As of September 2nd, public access at the Beach Lake Property adjacent to Lower Elwha Klallam Tribal lands has been revoked. According to the Facebook post from the Coastal Watershed Institute, who are the land owners and property managers: “We are experiencing unprecedented and unsustainable public pressure on our shorelines along the north Olympic Peninsula, including at the Beach Lake Ecosystem Restoration site. For the safety of our community and the Beach Lake site, which is an important Elwha nearshore ecosystem restoration site *NOT A PARK*, the site is closed to all public use. Violators will be cited for trespass, and vehicles will be ticketed and towed. Do your part: Please spread the word, respect the community and CWI’s ongoing efforts to protect what matters, and make sure your actions contribute to sustaining these coastal areas.”
This is an unfortunate development that didn’t need to happen if people had simply followed guidelines and been more respectful by recreating responsibly. Recreating responsibly starts with knowing before you go, making a plan, and following rules/respecting closures, learn more at recreateresponsibly.org and more in the image below.

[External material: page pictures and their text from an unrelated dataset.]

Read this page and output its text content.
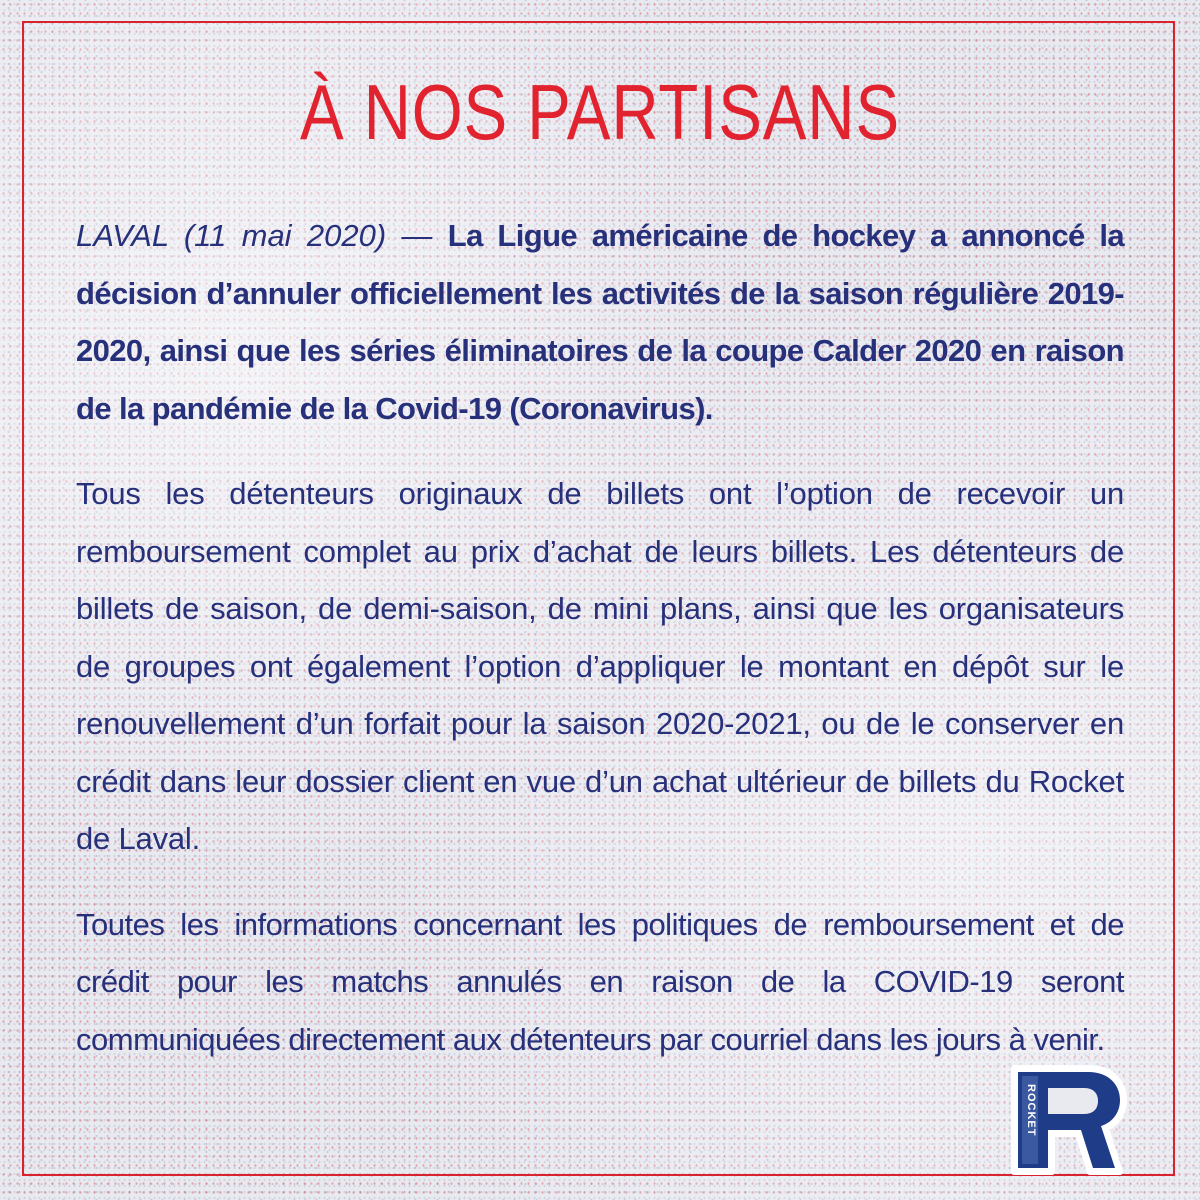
À NOS PARTISANS

LAVAL (11 mai 2020) — La Ligue américaine de hockey a annoncé la décision d’annuler officiellement les activités de la saison régulière 2019-2020, ainsi que les séries éliminatoires de la coupe Calder 2020 en raison de la pandémie de la Covid-19 (Coronavirus).

Tous les détenteurs originaux de billets ont l’option de recevoir un remboursement complet au prix d’achat de leurs billets. Les détenteurs de billets de saison, de demi-saison, de mini plans, ainsi que les organisateurs de groupes ont également l’option d’appliquer le montant en dépôt sur le renouvellement d’un forfait pour la saison 2020-2021, ou de le conserver en crédit dans leur dossier client en vue d’un achat ultérieur de billets du Rocket de Laval.

Toutes les informations concernant les politiques de remboursement et de crédit pour les matchs annulés en raison de la COVID-19 seront communiquées directement aux détenteurs par courriel dans les jours à venir.

ROCKET
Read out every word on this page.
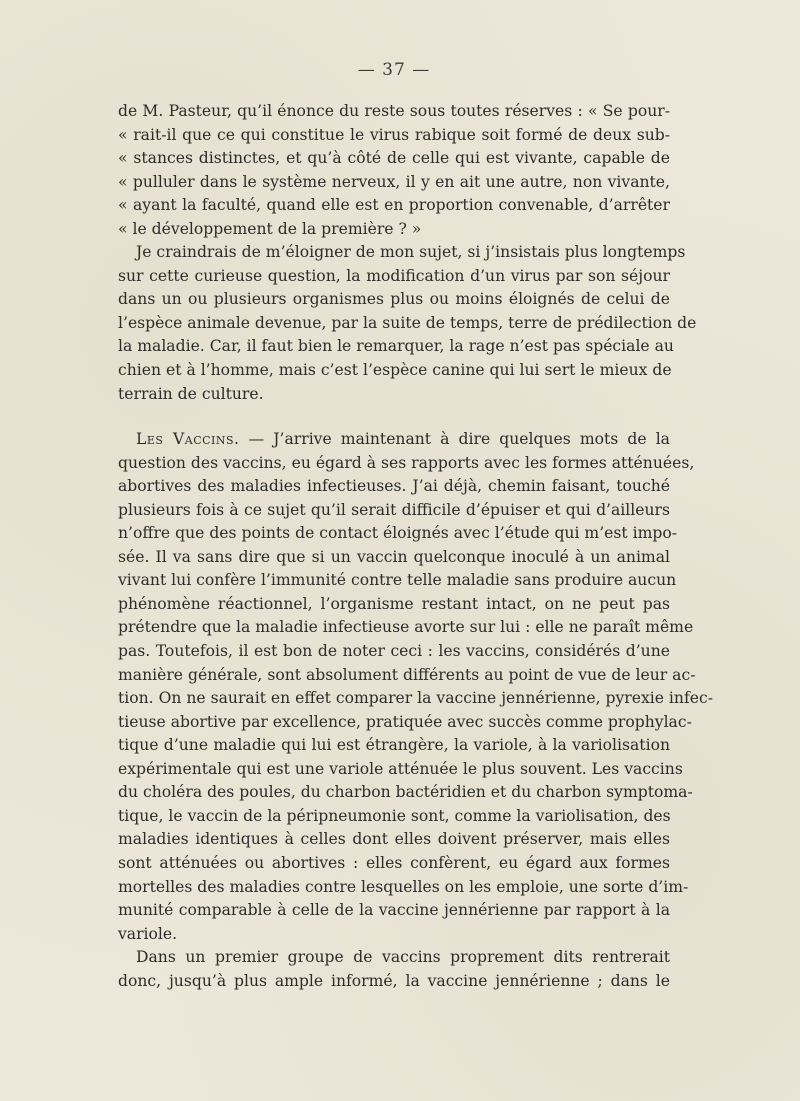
— 37 —
de M. Pasteur, qu’il énonce du reste sous toutes réserves : « Se pour-
« rait-il que ce qui constitue le virus rabique soit formé de deux sub-
« stances distinctes, et qu’à côté de celle qui est vivante, capable de
« pulluler dans le système nerveux, il y en ait une autre, non vivante,
« ayant la faculté, quand elle est en proportion convenable, d’arrêter
« le développement de la première ? »
Je craindrais de m’éloigner de mon sujet, si j’insistais plus longtemps
sur cette curieuse question, la modification d’un virus par son séjour
dans un ou plusieurs organismes plus ou moins éloignés de celui de
l’espèce animale devenue, par la suite de temps, terre de prédilection de
la maladie. Car, il faut bien le remarquer, la rage n’est pas spéciale au
chien et à l’homme, mais c’est l’espèce canine qui lui sert le mieux de
terrain de culture.
Les Vaccins. — J’arrive maintenant à dire quelques mots de la
question des vaccins, eu égard à ses rapports avec les formes atténuées,
abortives des maladies infectieuses. J’ai déjà, chemin faisant, touché
plusieurs fois à ce sujet qu’il serait difficile d’épuiser et qui d’ailleurs
n’offre que des points de contact éloignés avec l’étude qui m’est impo-
sée. Il va sans dire que si un vaccin quelconque inoculé à un animal
vivant lui confère l’immunité contre telle maladie sans produire aucun
phénomène réactionnel, l’organisme restant intact, on ne peut pas
prétendre que la maladie infectieuse avorte sur lui : elle ne paraît même
pas. Toutefois, il est bon de noter ceci : les vaccins, considérés d’une
manière générale, sont absolument différents au point de vue de leur ac-
tion. On ne saurait en effet comparer la vaccine jennérienne, pyrexie infec-
tieuse abortive par excellence, pratiquée avec succès comme prophylac-
tique d’une maladie qui lui est étrangère, la variole, à la variolisation
expérimentale qui est une variole atténuée le plus souvent. Les vaccins
du choléra des poules, du charbon bactéridien et du charbon symptoma-
tique, le vaccin de la péripneumonie sont, comme la variolisation, des
maladies identiques à celles dont elles doivent préserver, mais elles
sont atténuées ou abortives : elles confèrent, eu égard aux formes
mortelles des maladies contre lesquelles on les emploie, une sorte d’im-
munité comparable à celle de la vaccine jennérienne par rapport à la
variole.
Dans un premier groupe de vaccins proprement dits rentrerait
donc, jusqu’à plus ample informé, la vaccine jennérienne ; dans le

Coastal access along the Strait of Juan de Fuca is already constrained, and this will further challenge other areas with effort shift and potential for increased visitation. In the Salish Sea, beach access law is a complicated topic as highlighted in the recent blog post by Christopher Dunagan of the Puget Sound Institute. Learn more about beach access for Washington in general via the Surfrider Beachapedia State of The Beach Report for Washington.
The Olympic Peninsula Chapter has been making attempts to raise awareness about the challenges to coastal access on the Strait and promote responsible recreation over the past 2 years. They recently published a beach access and camping guide to the Olympic Peninsula in efforts to promote best practices and #PROTECTaccess. As Summer transitions towards Fall and the North Pacific swells begin to make their way up the Strait, this info and guidance will be key to preserving access for the enjoyment of all for years to come. Many beaches that you are welcome to explore are managed by the tribes, the county, and the state. However, access to some beaches that are privately owned are granted by the permission of the private landowners. These spots are unique in both their ecological offerings and the partnership between the stewards and the visitors to these places, THAT INCLUDES YOU.